We will solve $\dfrac{dV}{dr}=0$. Substituting the value of $\dfrac{dV}{dr}$ from the above equation, we get
 $\dfrac{1}{3}\left[ \dfrac{{{p}^{2}}-4p\pi {{r}^{2}}}{\sqrt{{{p}^{2}}-2p\pi {{r}^{2}}}} \right]=0$
As the denominator in the above equation cannot be 0, we have
${{p}^{2}}-4p\pi {{r}^{2}}=0$.
Since $p\ne 0$, we get $p=4\pi {{r}^{2}}$.

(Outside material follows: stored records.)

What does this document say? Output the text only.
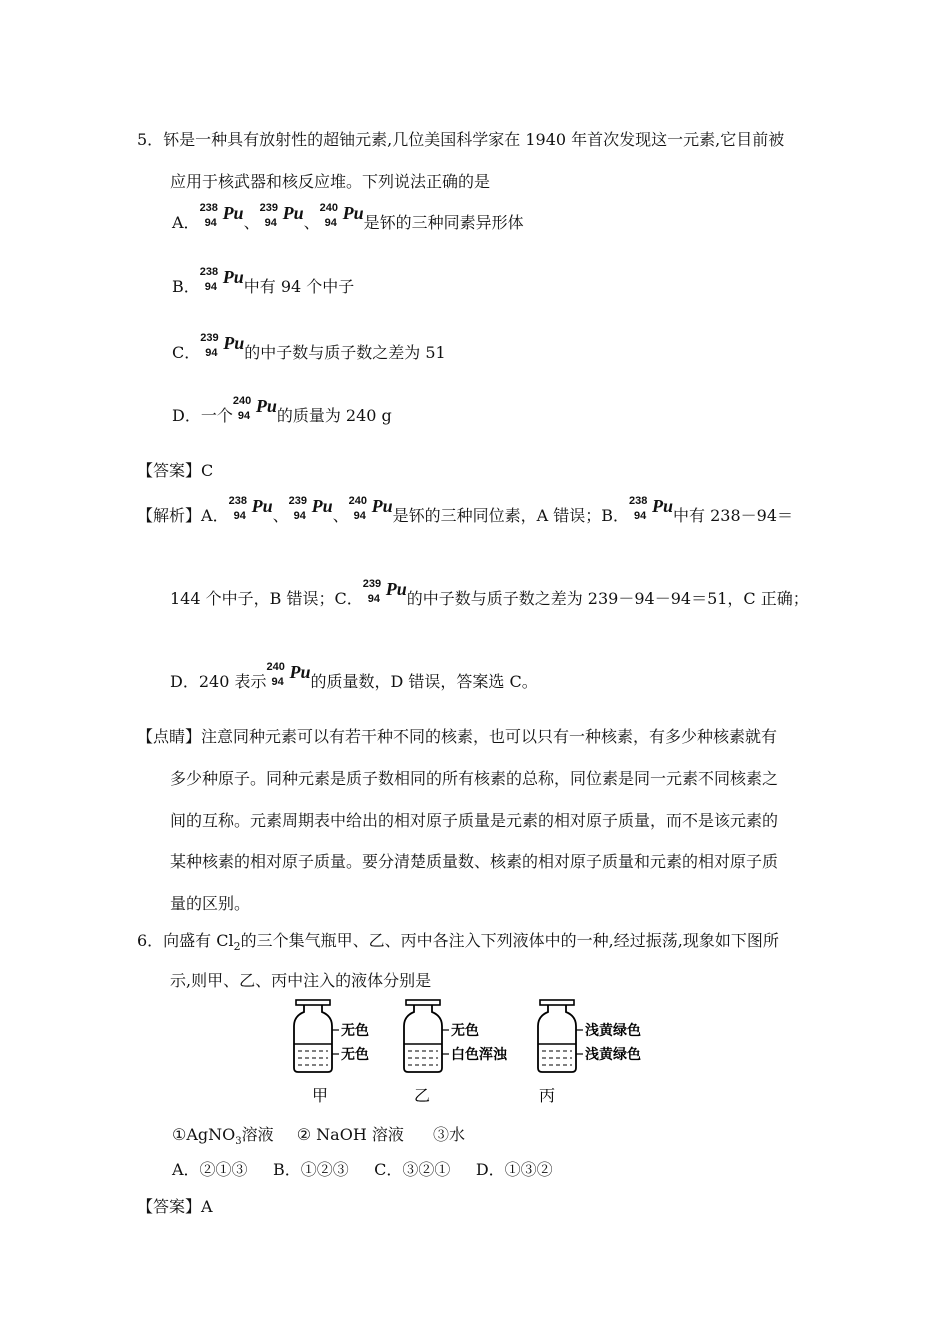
5．钚是一种具有放射性的超铀元素,几位美国科学家在 1940 年首次发现这一元素,它目前被
应用于核武器和核反应堆。下列说法正确的是
A．
238
94 Pu 、
239
94 Pu 、
240
94 Pu 是钚的三种同素异形体
B．
238
94 Pu 中有 94 个中子
C．
239
94 Pu 的中子数与质子数之差为 51
D．一个
240
94 Pu 的质量为 240 g
【答案】C
【解析】A．
238
94 Pu 、
239
94 Pu 、
240
94 Pu 是钚的三种同位素，A 错误；B．
238
94 Pu 中有 238－94＝
144 个中子，B 错误；C．
239
94 Pu 的中子数与质子数之差为 239－94－94＝51，C 正确；
D．240 表示
240
94 Pu 的质量数，D 错误，答案选 C。
【点睛】注意同种元素可以有若干种不同的核素，也可以只有一种核素，有多少种核素就有
多少种原子。同种元素是质子数相同的所有核素的总称，同位素是同一元素不同核素之
间的互称。元素周期表中给出的相对原子质量是元素的相对原子质量，而不是该元素的
某种核素的相对原子质量。要分清楚质量数、核素的相对原子质量和元素的相对原子质
量的区别。
6．向盛有 $Cl_2$的三个集气瓶甲、乙、丙中各注入下列液体中的一种,经过振荡,现象如下图所
示,则甲、乙、丙中注入的液体分别是
无色
无色
无色
白色浑浊
浅黄绿色
浅黄绿色
甲	乙	丙
①AgNO$_3$溶液 ② NaOH 溶液 ③水
A．②①③     B．①②③     C．③②①     D．①③②
【答案】A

Now, substituting this value of p in equation (a), we get
${{\pi }^{2}}{{r}^{2}}{{l}^{2}}={{\left( 4\pi {{r}^{2}}-\pi {{r}^{2}} \right)}^{2}}$
Simplifying this equation we get,
$\begin{align}
  & {{\pi }^{2}}{{r}^{2}}{{l}^{2}}={{\left( 3\pi {{r}^{2}} \right)}^{2}} \\
 & {{\pi }^{2}}{{r}^{2}}{{l}^{2}}=9{{\pi }^{2}}{{r}^{4}} \\
 & \therefore \dfrac{{{r}^{2}}}{{{l}^{2}}}=\dfrac{1}{9} \\
 & \therefore \dfrac{r}{l}=\dfrac{1}{3} \\
\end{align}$
Now, as we can see in the figure, we can write $\sin \theta =\dfrac{r}{l}=\dfrac{1}{3}$. Therefore, the semi vertical angle is $\theta ={{\sin }^{-1}}\dfrac{1}{3}$.

So, the correct answer is “Option a”.

Note: This process works as any function attains its maximum or minimum value at the point where its derivative becomes 0. In order to find which value of x is maxima or minima, we need to calculate the double derivative of the function in which, on putting these values that are/is obtained on equating the first derivative with 0, we can get the maxima or minima by looking at the value of the double derivative. If the value of the double derivative is positive, then it is minima. If the value turns out to be negative, then it is maxima.